Mammoth’s Planning Commission wants code update sooner rather than later
Mammoth Lakes Planning Commissioners didn’t have much on the agenda Wednesday for their last regular meeting of 2009, but one item certainly got their dander up. What was supposed to be a routine Zoning Code Update update from Town staff quickly gelled into a message from the Planning Commission to Town Council: “Don’t put this off.”
And that message was borne out of word from Community Development Director Mark Wardlaw that Town Council may delay completion of the code update in favor of moving up other items as it sets priorities in the Town staff workplan.
Staff’s plan calls for the update to go through the code chapter by chapter, put in staff commments along with user group comments and have the finished product in front of commissioners by Dec. 2010 … one year from now.
Commissioners started talking about the holdup with changes to the sign ordinance, a topic that’s been kicked around for years, but when they heard the proposed timeline, that gave rise to a larger discussion of whether the Town can afford to wait that long. Or longer. According to Wardlaw, that deadline may get pushed to first quarter 2011, which the Commission didn’t care for at all.
“We’re looking at a review of the General Plan in 2012, and if we won’t get a Zoning Code update until sometime in 2011, that’s too long,” observed Commissioner Tony Barrett.
Barrett went on to opine that the General Plan and current zoning code aren’t in sync, a situation he considers a serious impediment to Mammoth’s finanical and business communities. “Development dollars follow the path of least resistance. When the credit markets free up, we need to be ready, or we lose,” Barrett stated. “Don’t put this off. That would be a mistake.”
Commissioners wondered why even simple fix-its haven’t been accomplished yet. Take the sign ordinance. Commissioners like the North Village District’s ordinance. Why hasn’t this been cross-applied by now to the Town as a whole.
Maybe they won’t wait for Staff at all. “We have the ability to escalate some things. Maybe we need to just move it forward,” said Chair Rhonda Duggan.
In any case, the Commission was generally adamant that the Zoning Code was a high priority, and want Council to keep it near, if not at, the top of its priorities for the work plan.
“It’s frustrating when those opposed to development say, ‘Just make it meet existing code,’ when the code isn’t consistent with the General Plan,” stated Commissioner Elizabeth Tenney. She went on to add her take that parts of the code are at least outdated or otherwise flawed, and in some cases potentially illegal.
Accelerate certain parts of it if necessary, they said, but whatever it takes, Commissioners made it clear that they would like to see the update done by staff’s Dec. 2010 projected date, if not sooner.
Wardlaw wasn’t in opposition to the Commission’s focus on the Zoning Code, and in fact took their point on several issues, particularly with respect to the timing of the code update relative to the General Plan review, which isn’t state mandated, but is normally done by most communities.

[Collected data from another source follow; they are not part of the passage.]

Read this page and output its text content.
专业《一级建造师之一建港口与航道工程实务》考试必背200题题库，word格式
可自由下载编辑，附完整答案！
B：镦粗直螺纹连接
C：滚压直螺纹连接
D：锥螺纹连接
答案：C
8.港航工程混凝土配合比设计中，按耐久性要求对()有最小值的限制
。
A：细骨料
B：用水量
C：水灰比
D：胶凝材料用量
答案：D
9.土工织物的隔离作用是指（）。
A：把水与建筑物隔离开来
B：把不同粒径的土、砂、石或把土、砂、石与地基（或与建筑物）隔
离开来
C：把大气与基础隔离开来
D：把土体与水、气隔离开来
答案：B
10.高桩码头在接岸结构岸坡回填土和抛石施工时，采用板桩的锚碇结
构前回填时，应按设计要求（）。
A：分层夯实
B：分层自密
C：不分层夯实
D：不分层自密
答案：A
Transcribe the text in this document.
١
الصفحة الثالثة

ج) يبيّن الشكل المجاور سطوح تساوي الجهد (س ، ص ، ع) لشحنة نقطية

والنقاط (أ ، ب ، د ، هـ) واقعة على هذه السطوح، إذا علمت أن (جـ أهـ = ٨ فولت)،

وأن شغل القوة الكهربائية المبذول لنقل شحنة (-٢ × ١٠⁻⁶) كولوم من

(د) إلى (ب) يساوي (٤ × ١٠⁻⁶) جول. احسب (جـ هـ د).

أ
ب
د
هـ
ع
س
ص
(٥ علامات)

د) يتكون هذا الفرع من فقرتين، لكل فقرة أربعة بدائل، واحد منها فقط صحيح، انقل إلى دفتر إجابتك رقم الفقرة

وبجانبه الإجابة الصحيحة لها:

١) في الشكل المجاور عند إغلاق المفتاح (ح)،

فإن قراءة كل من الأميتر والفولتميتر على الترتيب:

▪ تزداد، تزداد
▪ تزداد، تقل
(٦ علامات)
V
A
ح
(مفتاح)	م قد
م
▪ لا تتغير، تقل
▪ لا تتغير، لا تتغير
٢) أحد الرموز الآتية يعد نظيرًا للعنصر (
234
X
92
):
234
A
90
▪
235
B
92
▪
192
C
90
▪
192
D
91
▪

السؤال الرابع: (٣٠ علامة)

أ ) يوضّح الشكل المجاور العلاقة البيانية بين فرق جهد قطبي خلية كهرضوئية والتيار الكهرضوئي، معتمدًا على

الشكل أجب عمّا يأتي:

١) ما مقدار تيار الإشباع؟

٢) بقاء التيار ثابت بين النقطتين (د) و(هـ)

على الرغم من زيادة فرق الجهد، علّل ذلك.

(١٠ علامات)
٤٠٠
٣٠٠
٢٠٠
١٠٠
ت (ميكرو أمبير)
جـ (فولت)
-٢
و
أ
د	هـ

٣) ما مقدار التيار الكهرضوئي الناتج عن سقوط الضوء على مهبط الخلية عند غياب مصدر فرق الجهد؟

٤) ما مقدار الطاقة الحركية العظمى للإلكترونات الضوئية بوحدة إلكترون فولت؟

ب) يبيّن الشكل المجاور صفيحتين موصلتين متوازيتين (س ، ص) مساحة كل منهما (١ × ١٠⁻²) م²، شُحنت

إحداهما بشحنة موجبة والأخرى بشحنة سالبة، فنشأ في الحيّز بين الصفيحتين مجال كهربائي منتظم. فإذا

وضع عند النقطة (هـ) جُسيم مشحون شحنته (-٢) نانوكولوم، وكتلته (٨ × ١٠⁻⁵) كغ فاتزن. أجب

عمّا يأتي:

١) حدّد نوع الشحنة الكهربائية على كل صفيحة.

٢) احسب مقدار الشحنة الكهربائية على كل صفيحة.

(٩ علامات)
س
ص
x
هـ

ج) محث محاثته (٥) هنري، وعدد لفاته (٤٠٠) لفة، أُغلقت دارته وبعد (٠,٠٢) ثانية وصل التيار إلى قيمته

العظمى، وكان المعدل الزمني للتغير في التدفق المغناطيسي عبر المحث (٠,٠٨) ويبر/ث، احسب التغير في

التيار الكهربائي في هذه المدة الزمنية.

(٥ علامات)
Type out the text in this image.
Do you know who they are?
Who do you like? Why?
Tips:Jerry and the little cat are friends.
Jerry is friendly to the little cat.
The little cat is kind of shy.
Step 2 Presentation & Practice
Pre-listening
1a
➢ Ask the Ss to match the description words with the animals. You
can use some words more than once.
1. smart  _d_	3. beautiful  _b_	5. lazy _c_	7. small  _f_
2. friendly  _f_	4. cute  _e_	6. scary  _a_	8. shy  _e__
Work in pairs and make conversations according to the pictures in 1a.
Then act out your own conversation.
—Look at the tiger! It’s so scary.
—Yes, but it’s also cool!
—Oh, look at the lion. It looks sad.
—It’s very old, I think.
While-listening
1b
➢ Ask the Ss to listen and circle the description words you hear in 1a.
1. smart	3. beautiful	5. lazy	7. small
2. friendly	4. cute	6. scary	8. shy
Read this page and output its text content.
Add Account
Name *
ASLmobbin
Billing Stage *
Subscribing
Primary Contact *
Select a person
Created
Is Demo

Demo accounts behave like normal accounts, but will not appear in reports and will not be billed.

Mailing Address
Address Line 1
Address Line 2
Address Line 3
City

He did, however, tell The Sheet later that he’d like to see all the Neighborhood District Plans completed perhaps just ahead of the code update. Wardlaw opined he thought having those in place would also help pave clearer paths for a new zoning code, and would be equally as important to the development community, as well as potential investors and lenders.
During a study session later that afternoon, Council met with several Town department heads to review the current work plan and hear thoughts on potential changes in priorites. With only an hour to spend, listening to department heads prattle on about the importance of their pet projects was about all they could accomplish. Therefore not a lot of movement on the zoning code issue (or anything else) was observed, with the exception perhaps of Councilmember Jo Bacon’s recommendation that ongoing work on the Trails Master Plan not be further delayed. Bacon voiced concerns that much of that work is tied to funding that augments the General Fund and has timelines attached that thought can’t and shouldn’t be ignored.